Her Campus: You Can’t ALL Be Good at Writing!

Anyone with social media knows Her Campus is the best place to get your fill of sorority news. They cover the deepest and hottest topics like “I Only Ate Lemons All Week-- My Journey to the Emergency Room”, “I Dressed like I was on the Streets of New York for a Week: Why Did No One Cat Call Me :( “, and “Is Girlboss a Slur???”!  Each year, tens of women flock into the FSU chapter of the organization and chug out article after article, covering different Topics yet astonishingly sounding the same in every article. The unique thing about Her Campus is that they produce loads of content with different topics yet they all look and sound the same! 

“Well, I saw their Instagram and knew it was the place for me. I have a shag and often pretend I’m Carrie Bradshaw,” began Eliza Holmes, first-year staff writer. “It has been great, but it’s had quite the effect on my life.” Holmes went into great detail regarding her once-a-week routine of “only” one line of coke (as a lady does) in the bathroom of GVO. But with Her Campus meetings and the articles she’s been writing, she’s skipped a few cola sessions. “I just feel better when I can keep my routine, ya know? I kind of thought they would let me write one article about which of Robert Pattinson’s holes is best-rated, but instead, I’m supposed to like, keep a schedule! Kinda lame.”

“How long has it been since any one of them has taken an English class,”  said Lauren Sheehan, a junior who is a first-year Editor within the program. “I have one woman who can’t spell, another who doesn’t quite fucking understand a semicolon, and the rest are lost causes.That being said, the mentioned women are my best writers.” We let her continue banging her head in peace in a Strozier Study room. Reports have been made that she’s been seen there for days. It’s so challenging for these girl bosses to keep slaying like they do (did we say that right?).

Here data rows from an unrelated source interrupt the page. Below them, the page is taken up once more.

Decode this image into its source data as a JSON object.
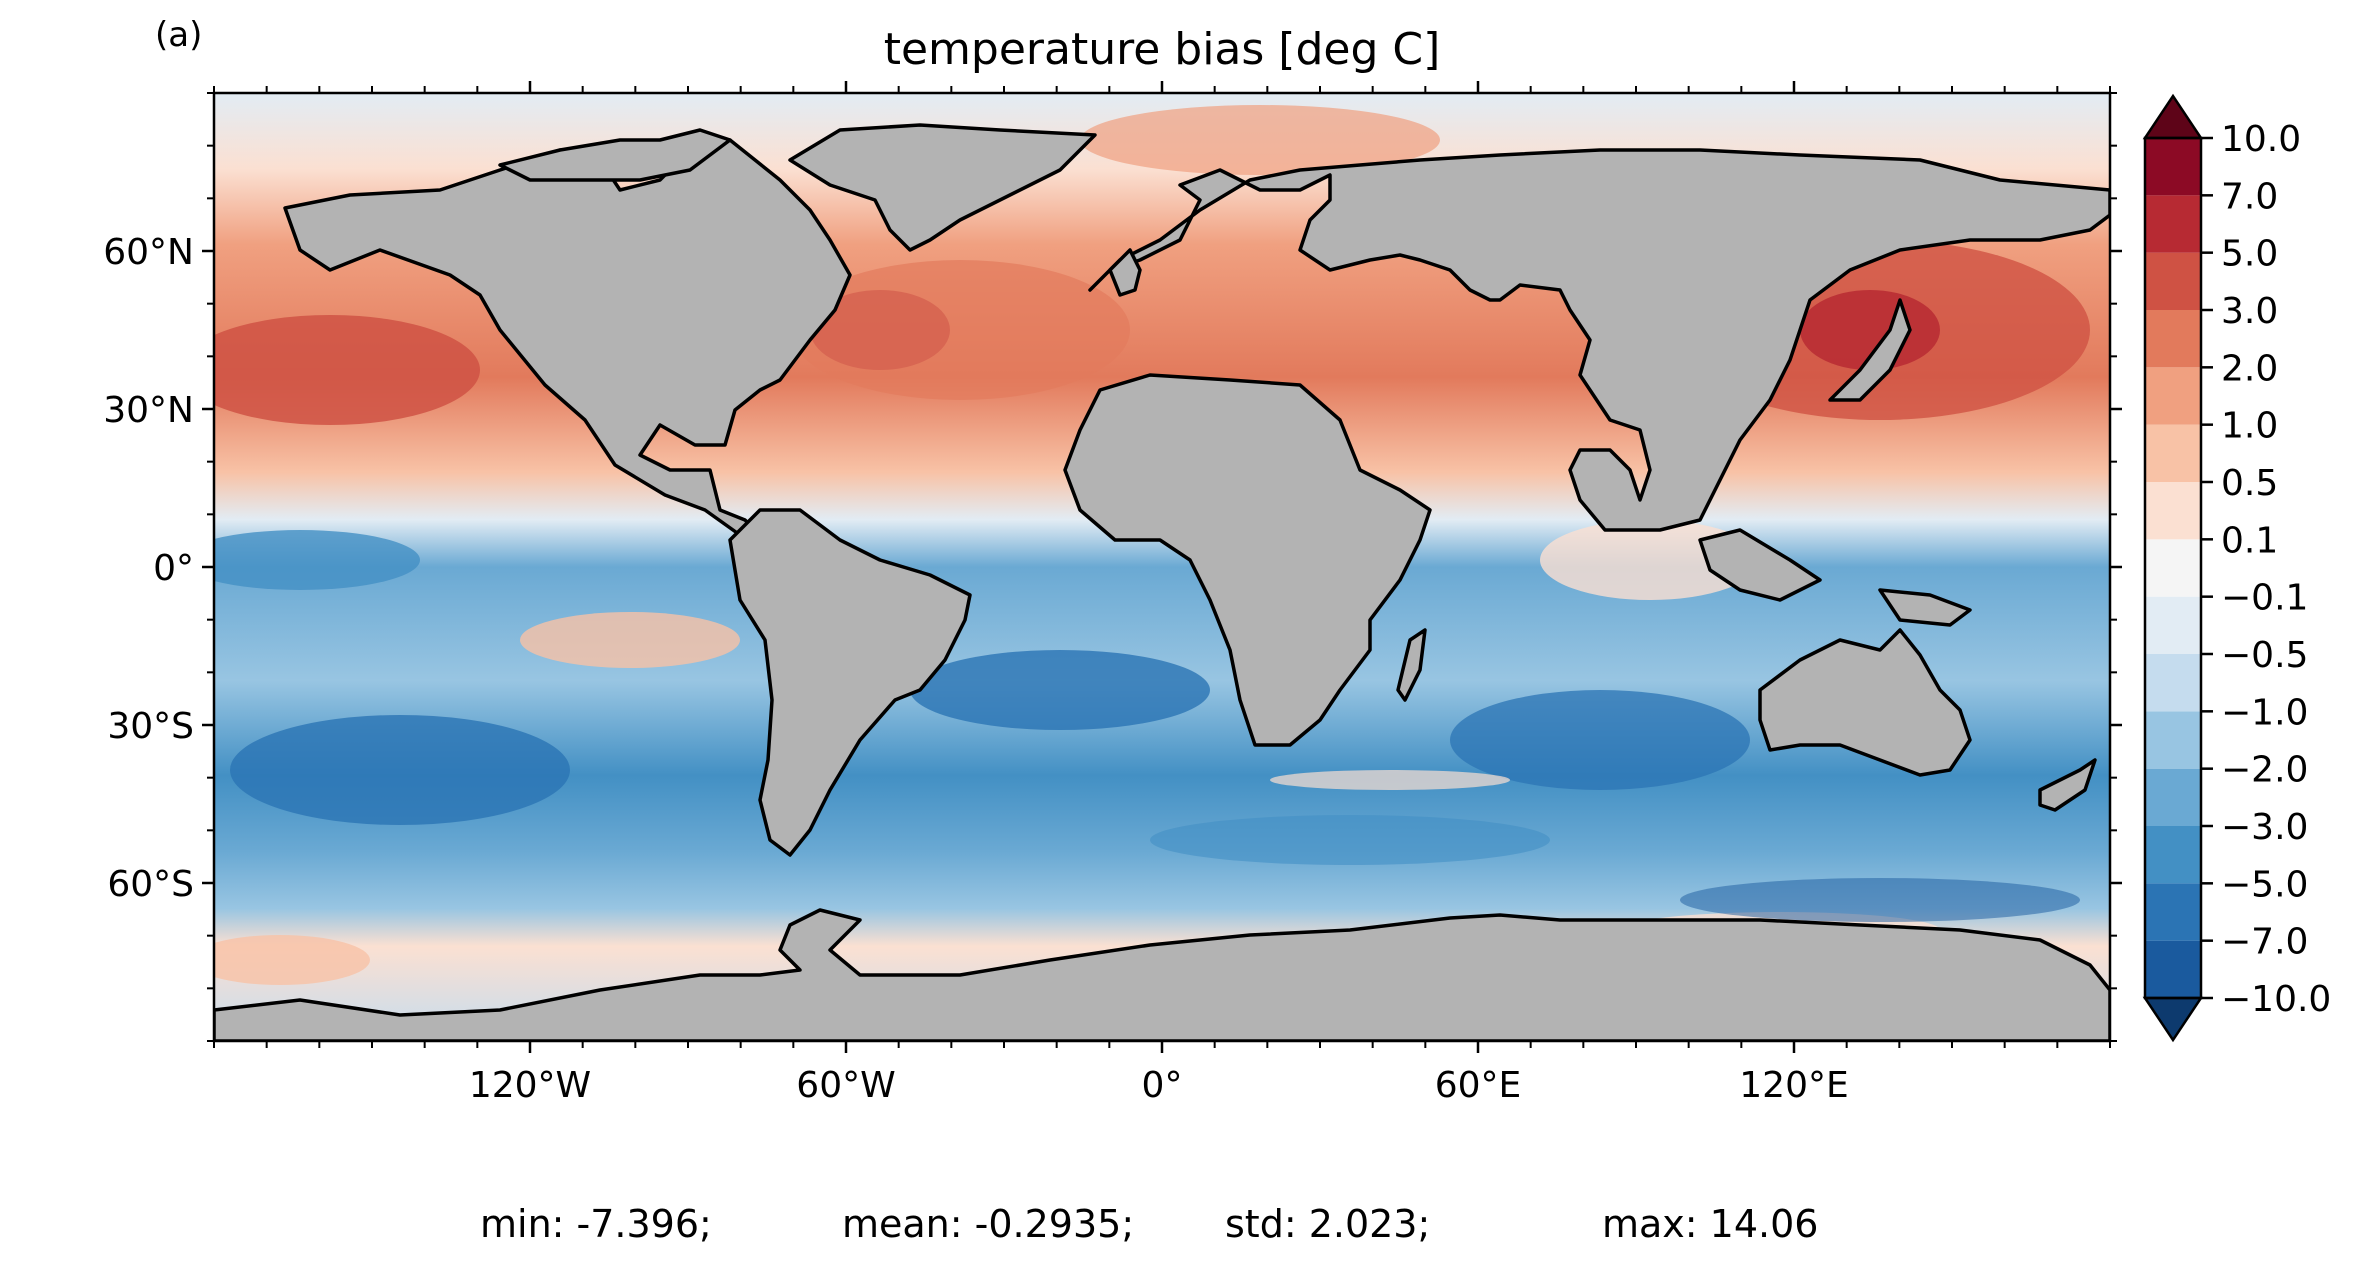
{
  "panel_label": "(a)",
  "title": "temperature bias [deg C]",
  "axes": {
    "y_ticks": [
      {
        "lat": 60,
        "label": "60°N"
      },
      {
        "lat": 30,
        "label": "30°N"
      },
      {
        "lat": 0,
        "label": "0°"
      },
      {
        "lat": -30,
        "label": "30°S"
      },
      {
        "lat": -60,
        "label": "60°S"
      }
    ],
    "x_ticks": [
      {
        "lon": -120,
        "label": "120°W"
      },
      {
        "lon": -60,
        "label": "60°W"
      },
      {
        "lon": 0,
        "label": "0°"
      },
      {
        "lon": 60,
        "label": "60°E"
      },
      {
        "lon": 120,
        "label": "120°E"
      }
    ]
  },
  "colorbar": {
    "extend": "both",
    "levels": [
      {
        "label": "−10.0",
        "value": -10
      },
      {
        "label": "−7.0",
        "value": -7
      },
      {
        "label": "−5.0",
        "value": -5
      },
      {
        "label": "−3.0",
        "value": -3
      },
      {
        "label": "−2.0",
        "value": -2
      },
      {
        "label": "−1.0",
        "value": -1
      },
      {
        "label": "−0.5",
        "value": -0.5
      },
      {
        "label": "−0.1",
        "value": -0.1
      },
      {
        "label": "0.1",
        "value": 0.1
      },
      {
        "label": "0.5",
        "value": 0.5
      },
      {
        "label": "1.0",
        "value": 1
      },
      {
        "label": "2.0",
        "value": 2
      },
      {
        "label": "3.0",
        "value": 3
      },
      {
        "label": "5.0",
        "value": 5
      },
      {
        "label": "7.0",
        "value": 7
      },
      {
        "label": "10.0",
        "value": 10
      }
    ],
    "colors": [
      "#0d3a6e",
      "#1a5a9e",
      "#2b74b4",
      "#4390c4",
      "#6aa9d3",
      "#98c5e2",
      "#c5dcee",
      "#e2ecf4",
      "#f5f5f5",
      "#fbe0d2",
      "#f8c2a6",
      "#f0a080",
      "#e27a5c",
      "#cf5244",
      "#b72a33",
      "#8c0a25",
      "#5e0418"
    ],
    "over_color": "#5e0418",
    "under_color": "#0d3a6e"
  },
  "colors": {
    "land": "#b3b3b3",
    "coastline": "#000000"
  },
  "stats": {
    "min": "min: -7.396;",
    "mean": "mean: -0.2935;",
    "std": "std: 2.023;",
    "max": "max: 14.06"
  }
}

While people make a lot of fun, everyone does love Her Campus. Who else would fill the role of being the Buzzfeed Epitome of Campus organizations? Honestly, there isn’t a single person who ISN’T on the edge of their seats to have their Instagram stories and Twitter feed flooded over with photos of Timothee Chalamet edited onto a millennial pink Canva background! Her Campus just has that Pussy Pop explosion gunshot noises vibe any college-aged woman could want--to be a real writer, but to not actually be treated as one!